Moskowitz K A, Kudryk B, Coller B S
Department of Medicine, The Mount Sinai School of Medicine, New York, NY 10029-6574, USA.
Thromb Haemost. 1998 Apr;79(4):824-31.
Adhesion of platelets to immobilized fibrinogen appears to play an important role in a variety of physiologic and pathologic phenomena. We previously observed that the fibrinogen concentration used to coat polystyrene wells affected the morphology and distribution of GP IIb/IIIa receptors on the surface of platelets adherent to the fibrinogen. One possible explanation for these differences is that fibrinogen immobilized at high density adopts a different conformation than fibrinogen immobilized at low density. To address this possibility, we studied the binding of a panel of anti-fibrinogen monoclonal antibodies (mAbs) to fibrinogen immobilized at different coating densities. Three different patterns of binding were observed: 1) a linear increase in binding to wells coated with 1-10 microg/ml fibrinogen, followed by a lesser increase or plateau at higher fibrinogen concentrations (mAbs Fd4-4E1, Fd4-7B3, 1D4, 4-2); 2) minimal reactivity at all fibrinogen concentrations (mAbs GC4-1A12, 2C34); 3) a biphasic response, with a linear increase up to 10 microg/ml fibrinogen and then a significant decline in binding at higher fibrinogen concentrations (mAbs 311, 31A9, FPA 19/7, 9C3, 1C5-A5/2, 44-3). The patterns of mAb binding to fibrinogen immobilized from plasma were similar. Most mAbs that demonstrated a biphasic response bound poorly or not at all to soluble fibrinogen, while mAbs that demonstrated a linear/plateau response were able to bind soluble fibrinogen. At equal surface densities, mAbs that bound biphasically, particularly mAb 1C5-A5/2, were more reactive to urea-denatured than native fibrinogen. mAbs 1C5-A5/2 and 44-3 are specific for gamma 1-78 and 95-265, respectively, suggesting that the fibrinogen gamma-chain may be sensitive to changes in conformation induced by immobilization. In summary, these data suggest that fibrinogen immobilized at 1-10 microg/ml adopts a conformation unlike soluble fibrinogen, while fibrinogen immobilized at > 30 microg/ml adopts a more solution-like conformation. These differences in fibrinogen conformation may partially account for the ability of platelets to bind to immobilized fibrinogen without the addition of agonist, as well as the differences in spreading and GPIIb/IIIa distribution on platelets adherent to high- versus low-density immobilized fibrinogen.

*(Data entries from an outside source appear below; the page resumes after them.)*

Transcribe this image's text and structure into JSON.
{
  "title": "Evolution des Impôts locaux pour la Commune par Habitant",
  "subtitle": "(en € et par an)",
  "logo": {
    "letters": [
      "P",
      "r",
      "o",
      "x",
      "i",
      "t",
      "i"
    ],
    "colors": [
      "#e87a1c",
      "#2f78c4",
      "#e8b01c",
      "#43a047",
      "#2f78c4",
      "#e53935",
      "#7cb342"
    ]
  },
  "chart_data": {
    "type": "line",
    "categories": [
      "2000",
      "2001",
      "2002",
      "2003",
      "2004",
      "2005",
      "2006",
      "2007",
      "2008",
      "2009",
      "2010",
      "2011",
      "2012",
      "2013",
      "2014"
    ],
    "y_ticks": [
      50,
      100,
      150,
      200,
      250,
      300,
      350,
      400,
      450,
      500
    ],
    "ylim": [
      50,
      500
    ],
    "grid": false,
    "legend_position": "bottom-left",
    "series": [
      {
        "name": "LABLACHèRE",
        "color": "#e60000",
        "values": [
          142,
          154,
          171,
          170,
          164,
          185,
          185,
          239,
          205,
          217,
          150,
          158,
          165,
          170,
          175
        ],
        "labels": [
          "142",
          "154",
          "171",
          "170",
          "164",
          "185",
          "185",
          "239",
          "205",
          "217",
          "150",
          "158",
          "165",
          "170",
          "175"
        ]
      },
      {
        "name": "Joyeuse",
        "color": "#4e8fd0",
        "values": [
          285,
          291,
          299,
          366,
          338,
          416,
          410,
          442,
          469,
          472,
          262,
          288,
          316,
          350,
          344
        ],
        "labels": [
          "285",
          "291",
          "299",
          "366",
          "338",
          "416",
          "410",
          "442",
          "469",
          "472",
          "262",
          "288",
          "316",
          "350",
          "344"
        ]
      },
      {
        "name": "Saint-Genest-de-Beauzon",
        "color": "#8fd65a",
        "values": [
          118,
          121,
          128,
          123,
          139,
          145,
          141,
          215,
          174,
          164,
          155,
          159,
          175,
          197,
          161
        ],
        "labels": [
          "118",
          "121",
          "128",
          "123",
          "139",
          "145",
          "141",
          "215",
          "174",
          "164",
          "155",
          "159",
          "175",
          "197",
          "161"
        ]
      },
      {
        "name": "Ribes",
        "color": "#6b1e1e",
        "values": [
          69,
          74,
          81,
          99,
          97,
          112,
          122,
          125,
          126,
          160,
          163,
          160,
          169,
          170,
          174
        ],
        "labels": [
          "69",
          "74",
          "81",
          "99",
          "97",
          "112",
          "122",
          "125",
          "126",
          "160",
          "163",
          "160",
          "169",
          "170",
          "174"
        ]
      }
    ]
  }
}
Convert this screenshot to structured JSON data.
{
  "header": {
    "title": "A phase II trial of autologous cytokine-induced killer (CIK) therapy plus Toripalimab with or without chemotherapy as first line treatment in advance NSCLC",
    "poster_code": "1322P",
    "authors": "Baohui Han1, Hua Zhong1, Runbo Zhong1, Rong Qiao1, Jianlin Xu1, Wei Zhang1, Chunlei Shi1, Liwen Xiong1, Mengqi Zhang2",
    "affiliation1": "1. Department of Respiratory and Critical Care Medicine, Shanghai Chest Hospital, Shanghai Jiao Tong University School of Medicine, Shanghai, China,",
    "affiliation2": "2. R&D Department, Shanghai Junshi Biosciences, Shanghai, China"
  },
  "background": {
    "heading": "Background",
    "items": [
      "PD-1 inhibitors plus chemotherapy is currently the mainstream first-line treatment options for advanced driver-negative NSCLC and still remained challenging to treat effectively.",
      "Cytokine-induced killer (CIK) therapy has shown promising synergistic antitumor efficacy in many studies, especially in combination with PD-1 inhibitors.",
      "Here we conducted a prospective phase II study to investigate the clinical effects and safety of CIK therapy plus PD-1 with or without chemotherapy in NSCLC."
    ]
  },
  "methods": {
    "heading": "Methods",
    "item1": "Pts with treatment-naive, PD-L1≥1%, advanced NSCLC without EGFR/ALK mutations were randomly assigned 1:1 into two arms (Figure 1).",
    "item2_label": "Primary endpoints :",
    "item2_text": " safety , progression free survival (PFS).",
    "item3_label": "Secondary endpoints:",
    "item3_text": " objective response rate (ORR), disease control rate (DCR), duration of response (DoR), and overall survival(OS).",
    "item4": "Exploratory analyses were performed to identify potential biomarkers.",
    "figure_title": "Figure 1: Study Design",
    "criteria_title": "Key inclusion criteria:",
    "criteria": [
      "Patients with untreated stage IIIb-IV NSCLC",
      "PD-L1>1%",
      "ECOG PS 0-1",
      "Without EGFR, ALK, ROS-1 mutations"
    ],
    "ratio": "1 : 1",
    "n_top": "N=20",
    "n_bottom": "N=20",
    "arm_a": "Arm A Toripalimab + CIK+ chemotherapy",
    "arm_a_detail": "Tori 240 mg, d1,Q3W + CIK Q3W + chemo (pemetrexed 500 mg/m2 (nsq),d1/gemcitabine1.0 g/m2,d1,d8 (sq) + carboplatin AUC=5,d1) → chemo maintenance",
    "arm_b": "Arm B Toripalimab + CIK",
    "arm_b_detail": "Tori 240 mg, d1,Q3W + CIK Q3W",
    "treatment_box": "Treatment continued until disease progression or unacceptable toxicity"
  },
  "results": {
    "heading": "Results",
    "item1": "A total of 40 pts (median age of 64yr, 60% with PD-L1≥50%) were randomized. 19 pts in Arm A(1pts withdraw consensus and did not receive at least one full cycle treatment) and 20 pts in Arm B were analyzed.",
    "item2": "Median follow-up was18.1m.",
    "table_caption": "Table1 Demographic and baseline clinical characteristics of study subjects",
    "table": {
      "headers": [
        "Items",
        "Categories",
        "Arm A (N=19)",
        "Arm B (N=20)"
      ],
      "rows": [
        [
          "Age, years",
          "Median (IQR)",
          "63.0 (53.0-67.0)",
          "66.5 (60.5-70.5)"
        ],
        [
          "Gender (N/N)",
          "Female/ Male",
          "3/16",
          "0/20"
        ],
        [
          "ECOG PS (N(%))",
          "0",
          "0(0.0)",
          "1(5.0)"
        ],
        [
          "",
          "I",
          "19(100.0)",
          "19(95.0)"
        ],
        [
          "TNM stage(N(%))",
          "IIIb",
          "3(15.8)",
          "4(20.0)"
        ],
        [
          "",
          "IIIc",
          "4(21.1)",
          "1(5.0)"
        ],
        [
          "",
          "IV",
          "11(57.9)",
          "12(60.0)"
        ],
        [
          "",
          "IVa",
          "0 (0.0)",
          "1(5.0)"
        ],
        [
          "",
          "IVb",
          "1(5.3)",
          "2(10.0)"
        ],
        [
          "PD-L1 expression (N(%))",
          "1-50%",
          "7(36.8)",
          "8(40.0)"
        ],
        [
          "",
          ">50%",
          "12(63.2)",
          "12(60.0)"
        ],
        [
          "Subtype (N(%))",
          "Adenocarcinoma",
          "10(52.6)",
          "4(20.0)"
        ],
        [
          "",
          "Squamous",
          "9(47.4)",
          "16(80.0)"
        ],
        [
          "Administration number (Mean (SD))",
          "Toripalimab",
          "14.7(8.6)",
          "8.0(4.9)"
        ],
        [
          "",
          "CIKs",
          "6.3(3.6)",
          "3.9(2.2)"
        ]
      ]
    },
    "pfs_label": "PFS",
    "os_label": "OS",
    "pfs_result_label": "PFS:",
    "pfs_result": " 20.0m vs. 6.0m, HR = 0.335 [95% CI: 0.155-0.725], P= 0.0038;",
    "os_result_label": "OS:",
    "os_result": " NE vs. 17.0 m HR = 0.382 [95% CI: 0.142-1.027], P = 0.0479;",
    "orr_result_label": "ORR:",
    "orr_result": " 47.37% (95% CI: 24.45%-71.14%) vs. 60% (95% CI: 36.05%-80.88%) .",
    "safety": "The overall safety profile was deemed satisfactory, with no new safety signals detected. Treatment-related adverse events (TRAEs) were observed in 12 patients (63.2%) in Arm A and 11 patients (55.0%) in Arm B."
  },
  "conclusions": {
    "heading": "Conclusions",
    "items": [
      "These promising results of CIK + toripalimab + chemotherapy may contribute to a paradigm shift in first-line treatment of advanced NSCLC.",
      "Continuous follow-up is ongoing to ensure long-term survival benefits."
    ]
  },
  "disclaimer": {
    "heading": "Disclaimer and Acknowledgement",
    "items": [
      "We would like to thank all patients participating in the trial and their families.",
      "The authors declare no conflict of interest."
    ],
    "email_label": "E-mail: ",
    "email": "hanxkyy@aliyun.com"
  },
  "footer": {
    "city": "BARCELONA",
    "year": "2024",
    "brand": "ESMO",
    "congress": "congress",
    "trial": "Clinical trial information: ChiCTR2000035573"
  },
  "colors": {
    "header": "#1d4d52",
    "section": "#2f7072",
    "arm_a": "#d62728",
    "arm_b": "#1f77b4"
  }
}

血小板与固定化纤维蛋白原的黏附似乎在多种生理和病理现象中起重要作用。我们之前观察到,用于包被聚苯乙烯孔的纤维蛋白原浓度会影响黏附于纤维蛋白原的血小板表面GP IIb/IIIa受体的形态和分布。对这些差异的一种可能解释是,高密度固定化的纤维蛋白原与低密度固定化的纤维蛋白原具有不同的构象。为了探究这种可能性,我们研究了一组抗纤维蛋白原单克隆抗体(mAb)与不同包被密度固定化纤维蛋白原的结合情况。观察到三种不同的结合模式:1)与包被有1 - 10微克/毫升纤维蛋白原的孔的结合呈线性增加,在更高纤维蛋白原浓度时增加较少或达到平台期(mAb Fd4 - 4E1、Fd4 - 7B3、1D4、4 - 2);2)在所有纤维蛋白原浓度下反应性极低(mAb GC4 - 1A12、2C34);3)双相反应,在纤维蛋白原浓度达到10微克/毫升之前呈线性增加,然后在更高纤维蛋白原浓度时结合显著下降(mAb 311、31A9、FPA 19/7、9C3、1C5 - A5/2、44 - 3)。mAb与从血浆中固定化的纤维蛋白原的结合模式相似。大多数表现出双相反应的mAb与可溶性纤维蛋白原结合不良或根本不结合,而表现出线性/平台期反应的mAb能够结合可溶性纤维蛋白原。在相同表面密度下,表现出双相结合的mAb,特别是mAb 1C5 - A5/2,对尿素变性的纤维蛋白原比对天然纤维蛋白原更具反应性。mAb 1C5 - A5/2和44 - 3分别对γ1 - 78和95 - 265具有特异性,表明纤维蛋白原γ链可能对固定化诱导的构象变化敏感。总之,这些数据表明,1 - 10微克/毫升固定化的纤维蛋白原具有与可溶性纤维蛋白原不同的构象,而> 30微克/毫升固定化的纤维蛋白原具有更类似溶液的构象。纤维蛋白原构象的这些差异可能部分解释了血小板在不添加激动剂的情况下与固定化纤维蛋白原结合的能力,以及黏附于高密度与低密度固定化纤维蛋白原的血小板在铺展和GPIIb/IIIa分布上的差异。